On December 20, 2019, President Trump signed the National Defense Authorization Act for fiscal year 2020 (the 2020 NDAA) into law (Public Law No. 116-92). The 2020 NDAA authorizes $738 billion dollars in appropriations for programs and activities of the Department of Defense (DOD), the U.S. executive agency that acquires the largest amount (by dollar value and volume) of goods and services within the U.S. government. This amount authorized by the 2020 NDAA represents roughly a $22 billion dollar increase over the 2019 NDAA. The 2020 NDAA includes a variety of provisions that are important for government contractors to be aware of, including provisions related to supply chain security, cybersecurity, software acquisition, cloud computing, and research and development, among others. This client alert discusses the provision of the 2020 NDAA that will impact defense contractors (manufacturers, distributors, resellers) supplying microelectronic products and wireless network services acquired by the DOD.

Section 224. Requiring defense microelectronics products and services meet trusted supply chain and operational security standards

Title II, section 224 of the 2020 NDAA requires the establishment of operational security standards that will protect the United States, the DOD, and defense contractors that do business with the DOD from the theft of intellectual property and ensure national security and public safety in the application of new generations of wireless network technologies and microelectronics.

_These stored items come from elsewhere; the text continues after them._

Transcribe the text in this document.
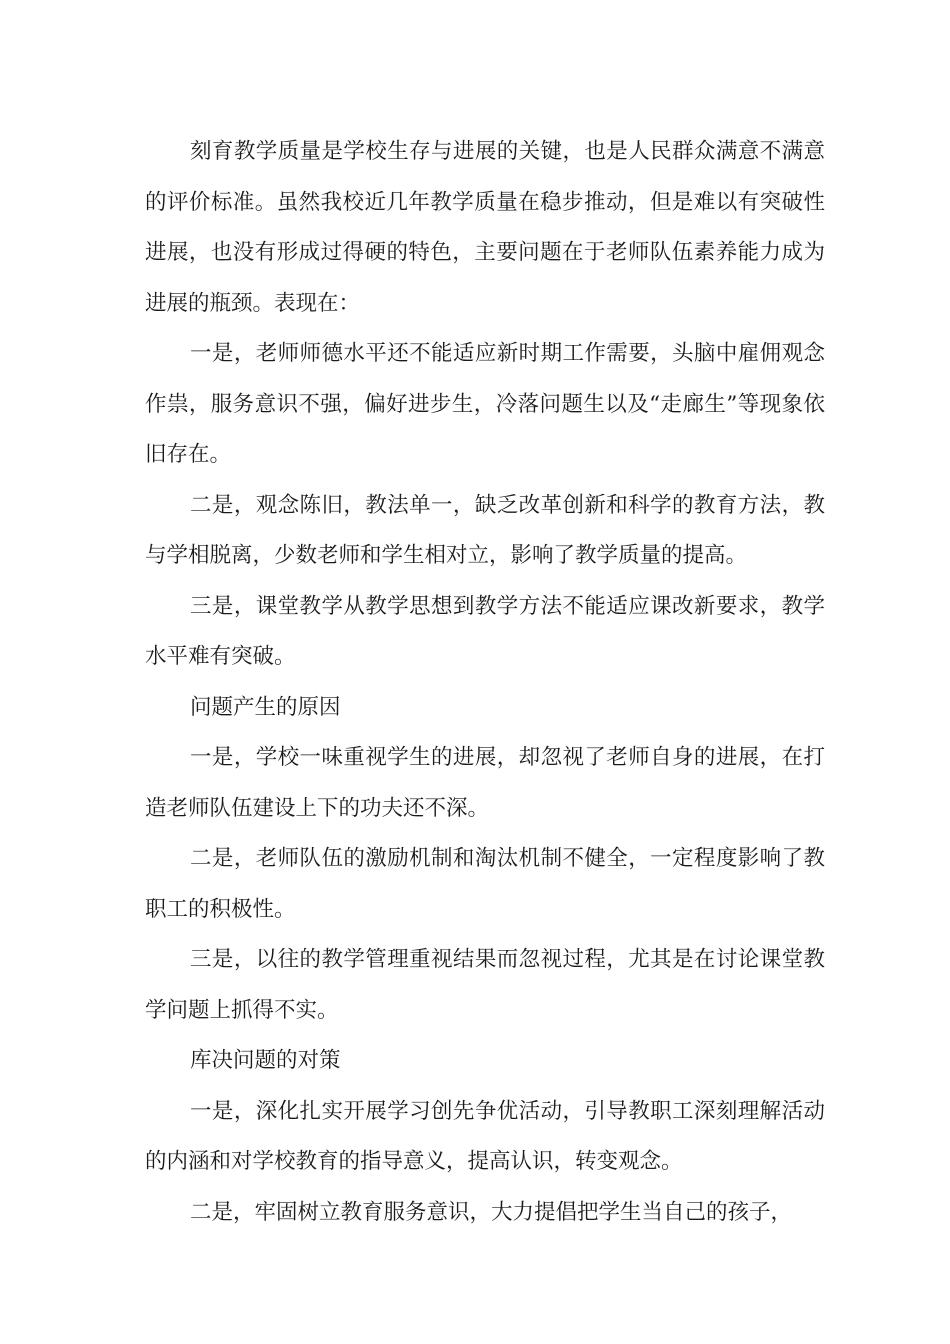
刻育教学质量是学校生存与进展的关键，也是人民群众满意不满意的评价标准。虽然我校近几年教学质量在稳步推动，但是难以有突破性进展，也没有形成过得硬的特色，主要问题在于老师队伍素养能力成为进展的瓶颈。表现在：

一是，老师师德水平还不能适应新时期工作需要，头脑中雇佣观念作祟，服务意识不强，偏好进步生，冷落问题生以及“走廊生”等现象依旧存在。

二是，观念陈旧，教法单一，缺乏改革创新和科学的教育方法，教与学相脱离，少数老师和学生相对立，影响了教学质量的提高。

三是，课堂教学从教学思想到教学方法不能适应课改新要求，教学水平难有突破。

问题产生的原因

一是，学校一味重视学生的进展，却忽视了老师自身的进展，在打造老师队伍建设上下的功夫还不深。

二是，老师队伍的激励机制和淘汰机制不健全，一定程度影响了教职工的积极性。

三是，以往的教学管理重视结果而忽视过程，尤其是在讨论课堂教学问题上抓得不实。

库决问题的对策

一是，深化扎实开展学习创先争优活动，引导教职工深刻理解活动的内涵和对学校教育的指导意义，提高认识，转变观念。

二是，牢固树立教育服务意识，大力提倡把学生当自己的孩子，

Section 224 refers to these operational security standards as trusted supply chain and operational security standards and requires the Secretary of Defense (SECDEF) to establish these security standards no later than January 1, 2021. By January 1, 2023, nearly all microelectronics products and wireless network services purchased by the DOD must meet these new security standards.

Section 224 defines “security standards” as standards that systemize best practices relevant to six categories: (1) manufacturing location; (2) company ownership; (3) workforce composition; (4) access to the product during manufacturing, suppliers’ design, sourcing, packaging, and distribution processes; (5) reliability of the supply chain; and (6) other matters germane to supply chain and operational security. Military standards or specifications that specify individual features for microelectronics products and wireless network services or that inhibit the acquisition of securely manufactured, commercially available products by the DOD are excluded from the definition.

Section 224’s required security standards are to be developed in consultation with civilian agencies and industry to ensure that differing perspectives will be considered. The Departments of Homeland Security, State, and Commerce, and the National Institute of Standards and Technology; suppliers of microelectronics products and wireless network services from the United States and allies and partners of the United States; representatives of major U.S. sectors that rely on a trusted supply chain and the operational security of microelectronics products and wireless network services; and representatives from the U.S. insurance industry will collaborate with the DOD to develop the security standards contemplated. The goal of this collaboration is to maintain competition and innovation in the industrial microelectronics and wireless network services supply base. To that end, section 224 requires the SECDEF to ensure, to the greatest extent practicable, that microelectronic and wireless network technology suppliers are incentivized to sell their products commercially as well as to governments that are allies and partners of the United States. Furthermore, all suppliers (manufacturers, distributers, and resellers) will be required to ensure that microelectronics and wireless technology supplies are produced on the same production lines as the products purchased by the DOD. This requirement will likely drive changes to the manufacturing practices of many supplies.

Contractors that sell, or wish to sell, microelectronics and wireless network technology products and services to the DOD should be prepared for the imposition of the security standards developed under this program. While the security standards likely will not be enforced until January of 2023, they are required to be developed and effective by January 2021. This statutorily prescribed time frame will give contractors approximately two years to evaluate the impact of the new standards and to take appropriate steps to come into compliance. As a result of the anticipated standards, microelectronic and wireless network technology manufacturers, and their supply chain, may have to evaluate possible changes required to come into compliance. Such changes may include the relocation of manufacturing facilities and adjustments to company ownership and workforce composition, among others, to meet the microelectronic and wireless network technology security standards that will ultimately be imposed. Reed Smith will continue to monitor the information related to the establishment of these security standards and provide updated client alerts as new information becomes available.